The distinguished person, whose death has been announced to us in the resolutions of the Senate, belongs not, indeed, to us. It is not ours to pronounce his eulogy. It is not ours, certainly, to appropriate his fame. But it is ours, to bear witness to his character, to do justice to his virtue, to unite in paying honor to his memory, and to offer our heartfelt sympathies, as I now do, to those who have been called to sustain so great a bereave

ment.

We have been told, Sir, by more than one adventurous navigator, that it was worth all the privations and perils of a protracted voyage beyond the line, to obtain even a passing view of the Southern Cross,- that great constellation of the Southern hemisphere. We can imagine, then, what would be the emotions of those who have always enjoyed the light of that magnificent luminary, and who have taken their daily and their nightly direction from its refulgent rays, if it were suddenly blotted out from the sky.

Such, Sir, and so deep, I can conceive to be the emotions at

this hour, of not a few of the honored friends and associates whom I see around me.

Indeed, no one who has been ever so distant an observer of the course of public affairs for a quarter of a century past, can fail to realize, that a star of the first magnitude has been struck from our political firmament. Let us hope, Sir, that it has only been transferred to a higher and purer sphere, where it may shine on with undimmed brilliancy forever!

Mr. Speaker, it is for others to enter into the details of Mr. Calhoun's life and services. It is for others to illustrate and to vindicate his peculiar opinions and principles. It is for me to speak of him only as he was known to the country at large, and to all, without distinction of party, who have represented the country, of late years, in either branch of the National Councils.

And speaking of him thus, Sir, I cannot hesitate to say, that, among what may be called the second generation of American statesmen since the adoption of the Federal Constitution, there has been no man of a more marked character, of more pronounced qualities, or of a wider and more deserved distinction. The mere length and variety of his public services, in almost every branch of the National Government, running through a continuous period of almost forty years, as a member of this House, as Secretary of War, as Vice-President of the United States, as Secretary of State, and as a Senator from his own adored and adoring South Carolina, - would alone have secured him a conspicuous and permanent place upon our public records. But he has left better titles to remembrance than any which mere office can bestow.
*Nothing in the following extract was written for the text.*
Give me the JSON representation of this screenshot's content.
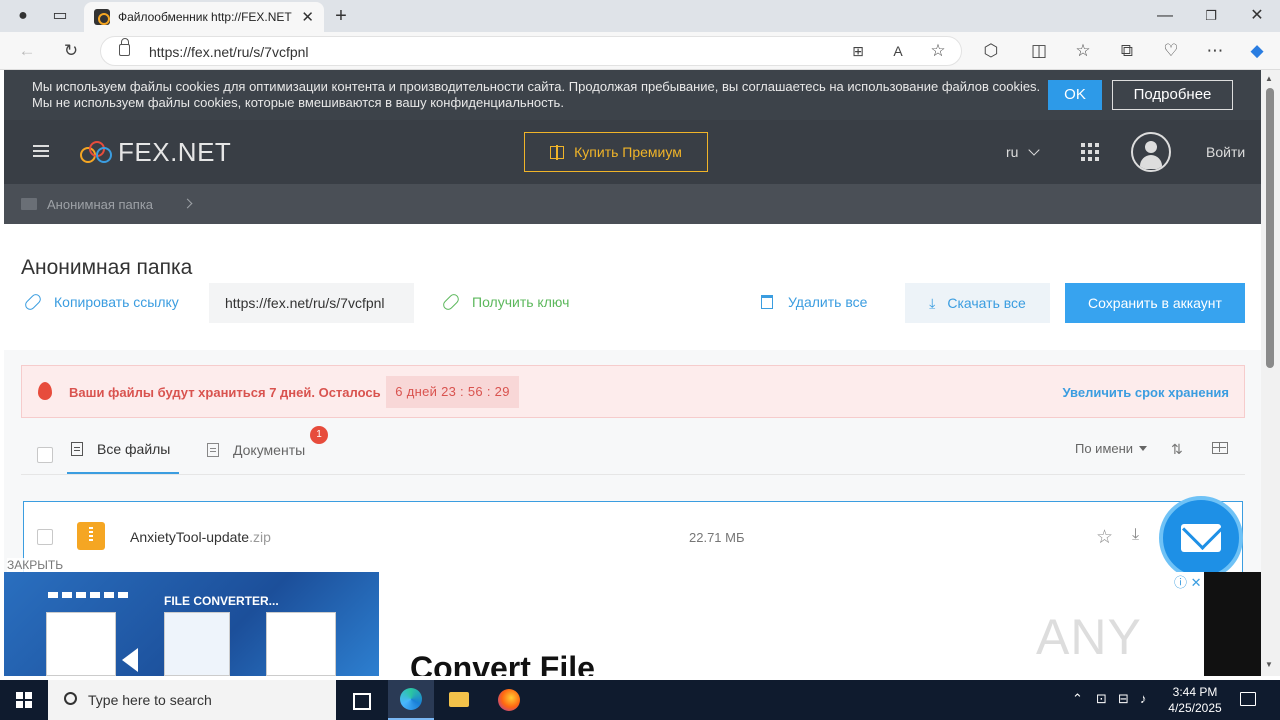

There was an unsullied purity in his private life; there was an inflexible integrity in his public conduct; there was an indescribable fascination in his familiar conversation; there was a condensed energy in his formal discourse; there was a quickness of perception, a vigor of deduction, a directness and a devotedness of purpose, in all that he said, or wrote, or did; there was a Roman dignity in his whole Senatorial deportment; which, together, made up a character, which cannot fail to be contemplated and admired to the latest posterity.